Penn State World Campus Student Advisory Board member Lisa Curtis shared these thoughts as she reflected on her experience as a student achieving her goal.
For as long as I can remember, I’ve heard that it was important to get your priorities straight. Time and time again, it sounded like there was a winning combination of top goals to pursue that could lead a person to live their best life. Over the years, I made lists of priorities in order to straighten them. As life got busier, more priorities were added, which slowed my overall progress in each category. Some priorities dropped off completely while others were shuffled around. I had made a little progress in a lot of areas because the more I pursued, the less I accomplished.
Eventually, I considered a new approach: less is more. After reading about the benefits of scaling back, I applied the principles of minimalism to my list of priorities. Instead of half-heartedly pursuing several goals, I focused my efforts on one: education. I had begun a bachelor’s degree several years ago and intermittently taken classes in different places where I had lived, but finally I decided to make it the prime objective.
Making education my priority doesn’t mean that I neglect family or work. Instead, it guides me in the planning process so that I can focus my efforts. For example, I carefully consider how I spend my time outside of my commitment to course work. Before I take on a new responsibility, I examine how closely it supports my goal. I have been fortunate that Penn State World Campus provides many rewarding co-curricular opportunities like that.

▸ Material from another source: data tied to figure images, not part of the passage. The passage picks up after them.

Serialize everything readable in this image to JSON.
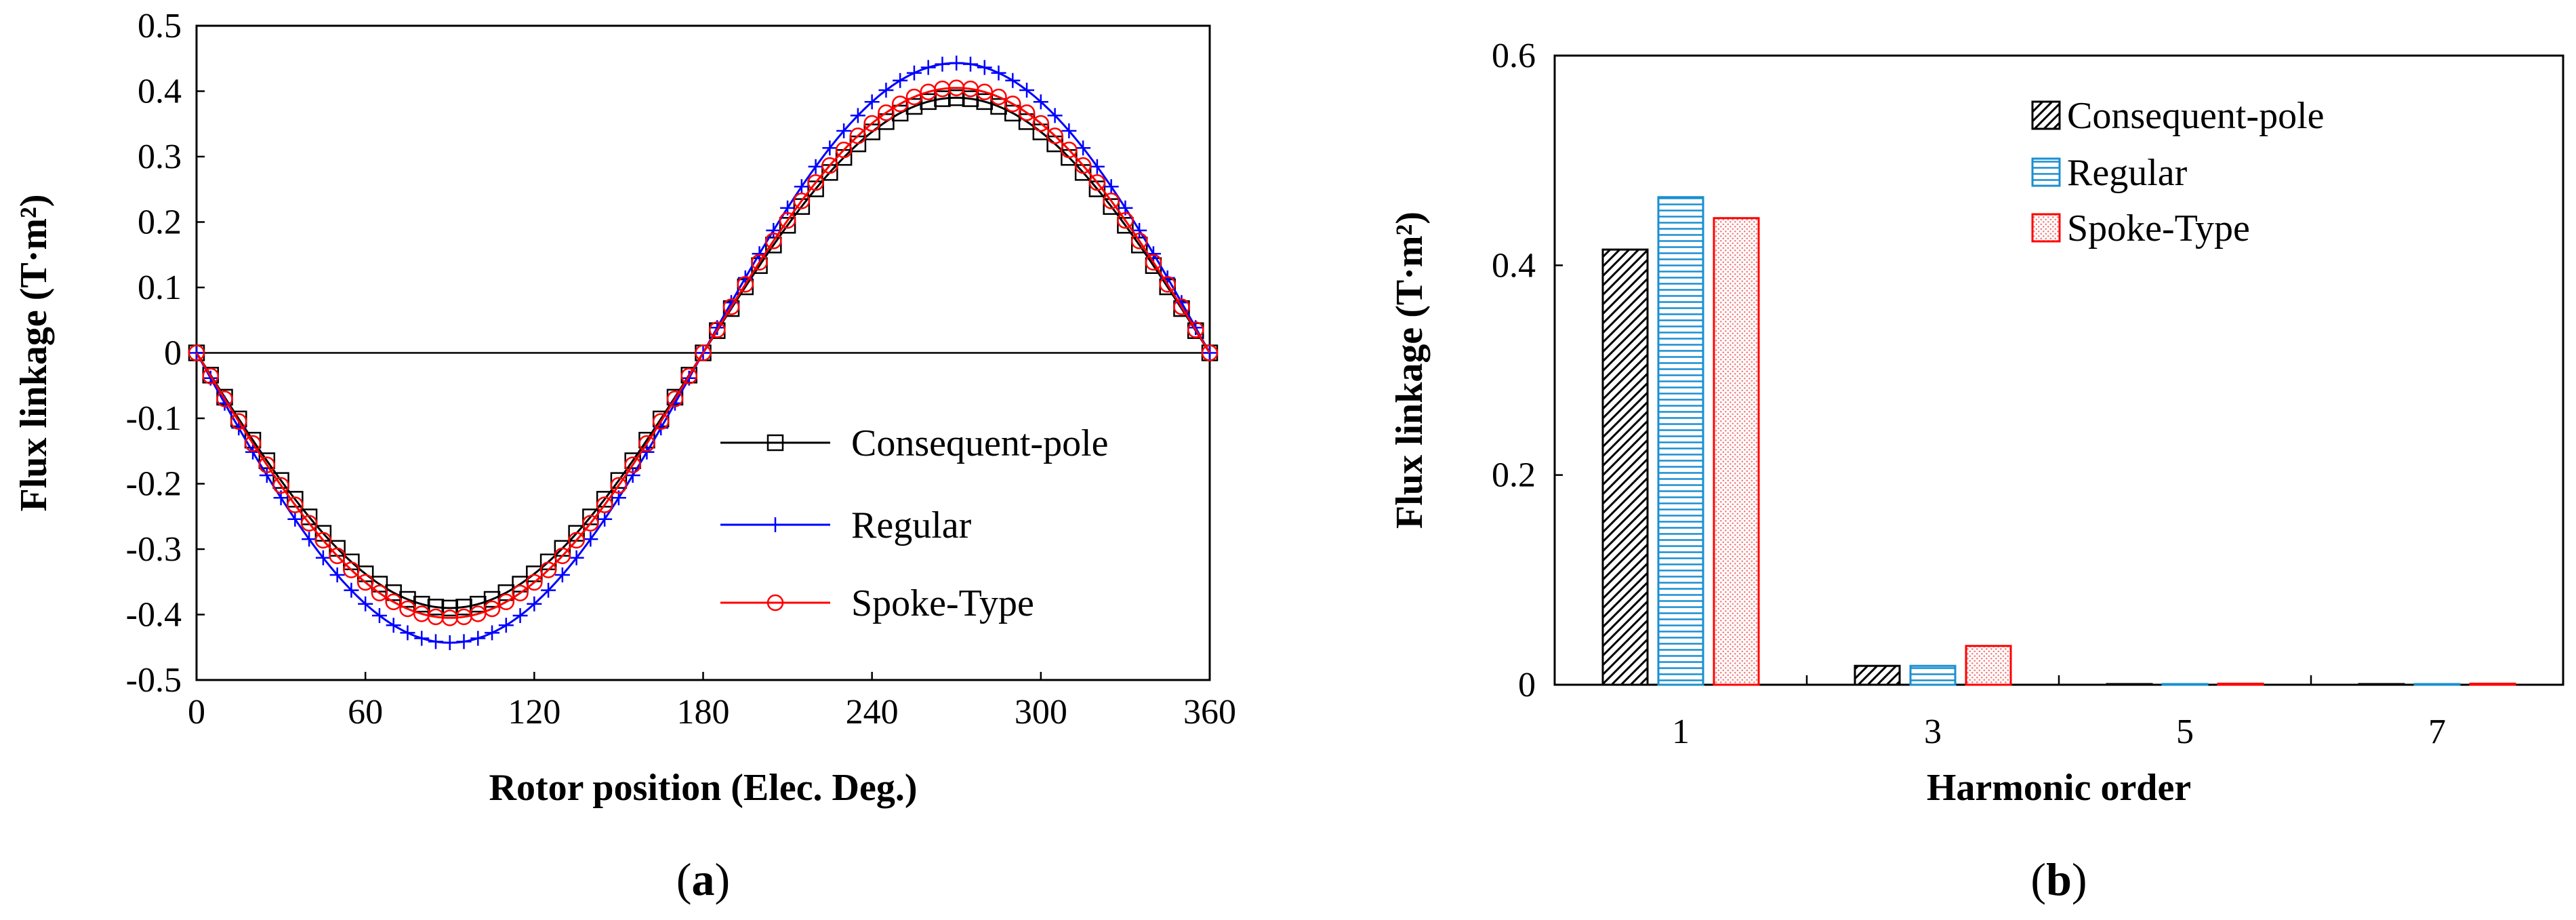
{
  "chart_data": [
    {
      "type": "line",
      "panel_label": "a",
      "xlabel": "Rotor position  (Elec. Deg.)",
      "ylabel": "Flux linkage (T·m²)",
      "xlim": [
        0,
        360
      ],
      "ylim": [
        -0.5,
        0.5
      ],
      "xticks": [
        0,
        60,
        120,
        180,
        240,
        300,
        360
      ],
      "yticks": [
        0.5,
        0.4,
        0.3,
        0.2,
        0.1,
        0,
        -0.1,
        -0.2,
        -0.3,
        -0.4,
        -0.5
      ],
      "x_step": 5,
      "series": [
        {
          "name": "Consequent-pole",
          "amplitude": 0.39,
          "color": "#000000",
          "marker": "square"
        },
        {
          "name": "Regular",
          "amplitude": 0.443,
          "color": "#0000ff",
          "marker": "plus"
        },
        {
          "name": "Spoke-Type",
          "amplitude": 0.405,
          "color": "#ff0000",
          "marker": "circle"
        }
      ],
      "legend": {
        "position": "bottom-right"
      }
    },
    {
      "type": "bar",
      "panel_label": "b",
      "xlabel": "Harmonic order",
      "ylabel": "Flux linkage (T·m²)",
      "ylim": [
        0,
        0.6
      ],
      "yticks": [
        "0.6",
        "0.4",
        "0.2",
        "0"
      ],
      "categories": [
        "1",
        "3",
        "5",
        "7"
      ],
      "series": [
        {
          "name": "Consequent-pole",
          "values": [
            0.415,
            0.018,
            0.0,
            0.0
          ],
          "color": "#000000",
          "pattern": "diagonal"
        },
        {
          "name": "Regular",
          "values": [
            0.465,
            0.018,
            0.0,
            0.0
          ],
          "color": "#1a8fd0",
          "pattern": "horizontal"
        },
        {
          "name": "Spoke-Type",
          "values": [
            0.445,
            0.037,
            0.001,
            0.001
          ],
          "color": "#ff0000",
          "pattern": "dots"
        }
      ],
      "legend": {
        "position": "top-right"
      }
    }
  ]
}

For instance, with my recent experience as an online student, I applied to the World Campus Student Advisory Board to provide the input of a student voice. It supported my priority and rewarded me with unique learning opportunities.
Where I am today is not only the result of what I have learned, but also the result of self-awareness. The more I learned about myself, the better I was able to pursue education. Even though the scenic route that I took had turns and twists, it is drawing to a close. I recently pulled a navy-blue graduation cap out of my closet to try it on for size. I wasn’t sure if it would even fit, because they always look a bit wobbly to me. It was a good fit, so I smiled for a picture. Learning as a student has become part of the way I see myself, and as the completion of my degree requirements approaches, I realize that I don’t want to lose a connection to that. I’m glad to complete this step. It doesn’t feel like an ending, but rather, it’s time to peek over the horizon to see what is next.